Conner, that's not true at all (that it doesn't change things). While e-mail is unsecure and can be gathered, only hosted services like Google make a point of gathering it all in one place, knowingly, from the moment that the account is created.

The fact that someone, putting themselves in the middle, could gather *some* of my e-mail as it is piped to my server isn't the same as guaranteeing that it is being done (and making it part of the business model, which Google does).
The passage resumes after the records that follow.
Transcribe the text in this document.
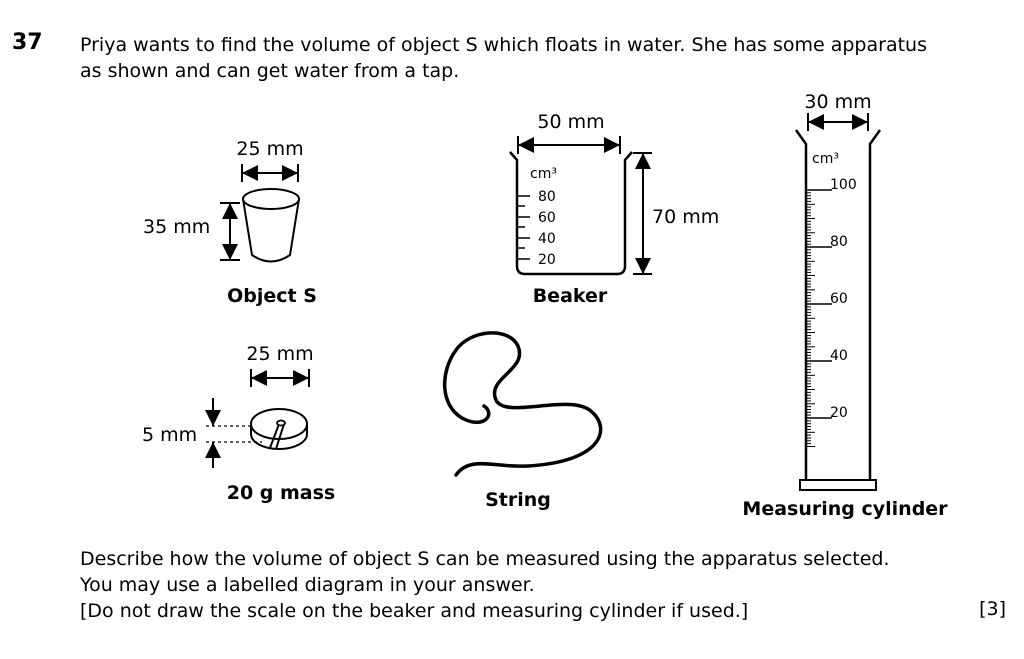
37 Priya wants to find the volume of object S which floats in water. She has some apparatus

as shown and can get water from a tap.

25 mm
35 mm
Object S
50 mm
cm³
80
60
40
20
70 mm
Beaker
30 mm
cm³
100
80
60
40
20
Measuring cylinder
25 mm
5 mm
20 g mass	String

Describe how the volume of object S can be measured using the apparatus selected.

You may use a labelled diagram in your answer.

[Do not draw the scale on the beaker and measuring cylinder if used.]	[3]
As to IMAP, it is an expensive protocol. It has to maintain state in order to do its work. The argument for web applications is that I don't have to configure anything locally, "it just works." It is just that I'd rather run my own webplication on my own box rather than trust the good intentions of any corporation.

Jonathan Korman said...

Usenet posts of mine from 18 years or so ago showing up in Usenet archives

Just so. Everything is archived somewhere. People taking ordinary precautions are significantly exposed whether they use GMail or another solution.

Google's business model depends upon people trusting them as a custodian of their data, so they have enlightened self-interest in protecting my privacy — and they know it, unlike other behemoths like Yahoo and Microsoft. Counting on that is a gamble, but it's a reasonable one given the options available.

“web applications” are an abomination that should not exist

Having been making my living telling people that, I'm embarrassed to find myself rising to GMail's defense on this score, but after twenty years of desktop email clients breaking my heart again and again, GMail has brought me over to the Dark Side with permanent archiving, universal availability, graceful display of threads, good search, and nicely-executed non-exclusive labels. That a web application gives me better interaction design than most of its desktop competitors is an indictment of the entire software industry.

Al said...

You missed who is now showing my old usenet posts: Google.

They bought an old archive and then made it available online a few years back.

Who is going to get Google's assets after the next dot com crash?